We don’t recommend sharing a slice of pumpkin pie with your dog, but you can give them pureed, unseasoned pumpkin as a treat. Not only does pumpkin contain Vitamin A, Vitamin C, Vitamin E, iron, and potassium, but it’s also a great solution for upset stomachs and inconsistent stool. And if you happen to have some raw pumpkin seeds on hand, try roasting them for an hour at 350°F and keeping them on hand as an easy snack for your pup.
Cranberries are natural antioxidants that double as a tasty treat for your dog. This superfood is dense with vitamins, manganese, and copper and can provide excellent support to your pup’s immune system. Not only that, but cranberries can also help prevent urinary tract infections. Avoid cranberry juice and cranberries processed with extra sugars, and instead sprinkle small amounts of whole or dried cranberries on top of your dog’s food.
If you want to enhance your dog’s regular meals while still maintaining the spirit of the holiday, try introducing some Super Snouts Turkey Tail to their diet.
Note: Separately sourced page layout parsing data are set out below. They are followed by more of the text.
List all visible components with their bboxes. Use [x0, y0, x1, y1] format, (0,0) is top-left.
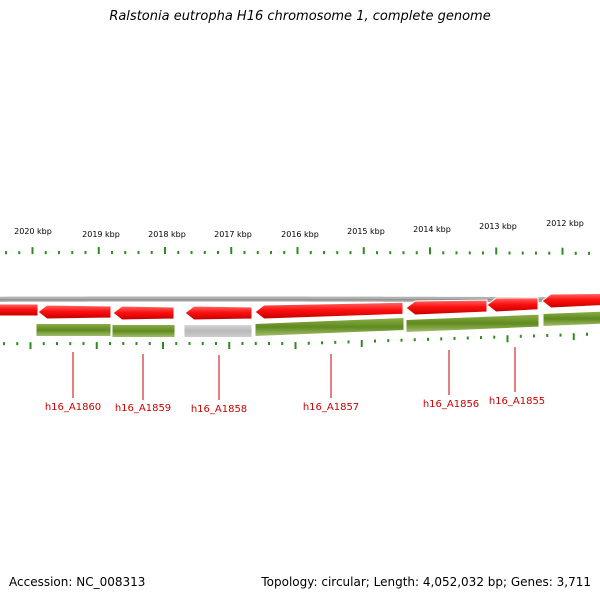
scale-ticks-outer [5, 247, 590, 255]
cds-arrow [37, 304, 112, 320]
cds-arrow [541, 292, 600, 309]
gene-label-h16_a1855[interactable]: h16_A1855 [489, 347, 545, 407]
gene-track [35, 310, 600, 338]
scale-labels: 2020 kbp 2019 kbp 2018 kbp 2017 kbp 2016 kbp… [14, 219, 584, 239]
scale-label: 2020 kbp [14, 227, 52, 236]
accession-label: Accession: NC_008313 [9, 575, 146, 589]
scale-label: 2018 kbp [148, 230, 186, 239]
gene-bar [35, 323, 112, 337]
gene-bar [405, 313, 540, 334]
gene-label-h16_a1858[interactable]: h16_A1858 [191, 355, 247, 415]
gene-name[interactable]: h16_A1858 [191, 404, 247, 415]
scale-label: 2016 kbp [281, 230, 319, 239]
scale-label: 2019 kbp [82, 230, 120, 239]
gene-label-h16_a1860[interactable]: h16_A1860 [45, 352, 101, 413]
cds-arrow [405, 299, 488, 316]
gene-labels[interactable]: h16_A1860 h16_A1859 h16_A1858 h16_A1857 h16_… [45, 347, 545, 415]
scale-ticks-inner [3, 332, 588, 350]
cds-arrow [184, 305, 253, 321]
cds-track [0, 292, 600, 321]
cds-arrow [486, 297, 539, 313]
map-title: Ralstonia eutropha H16 chromosome 1, com… [109, 9, 491, 24]
gene-bar [254, 317, 405, 338]
cds-arrow [254, 301, 404, 320]
gene-name[interactable]: h16_A1860 [45, 402, 101, 413]
gene-bar [542, 310, 600, 328]
gene-label-h16_a1856[interactable]: h16_A1856 [423, 350, 479, 410]
cds-arrow [0, 303, 39, 317]
scale-label: 2014 kbp [413, 225, 451, 234]
genome-stats-label: Topology: circular; Length: 4,052,032 bp… [261, 575, 591, 589]
cds-arrow [112, 305, 175, 321]
gene-label-h16_a1859[interactable]: h16_A1859 [115, 354, 171, 414]
gene-bar [111, 324, 176, 338]
pseudogene-bar [183, 324, 253, 338]
gene-name[interactable]: h16_A1857 [303, 402, 359, 413]
scale-label: 2017 kbp [214, 230, 252, 239]
scale-label: 2013 kbp [479, 222, 517, 231]
gene-name[interactable]: h16_A1859 [115, 403, 171, 414]
gene-label-h16_a1857[interactable]: h16_A1857 [303, 354, 359, 413]
gene-name[interactable]: h16_A1855 [489, 396, 545, 407]
scale-label: 2012 kbp [546, 219, 584, 228]
gene-name[interactable]: h16_A1856 [423, 399, 479, 410]
scale-label: 2015 kbp [347, 227, 385, 236]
This supplement uses turkey tail mushrooms to help improve immune health and is great for any dogs who might experience seasonal allergies.
And because everyone deserves extra treats around the holidays, Bocce’s has a plethora of seasonal offerings to sweeten up your pup’s life. Whether you’re proud to be “basic” and looking for a treat that embodies pumpkin spice season, or you’re the type of person who puts their Christmas tree up on November 1st, there’s something out there that your pup is sure to love.
What to Look Out For
Foods cooked in butter or with seasoning might be tasty to us, but they tend to be harmful for our pets and can lead to conditions like pancreatitis. You should also avoid foods made with xylitol and other added sugars, as our dogs’ bodies don’t process it the same way our bodies do.
Some other foods that could pose serious risks to your pup include:
- Grapes and raisins.
- Chocolate, candy, and other sweets.
If you suspect that your pup might have accidentally eaten something they shouldn’t have, make sure to contact your veterinarian!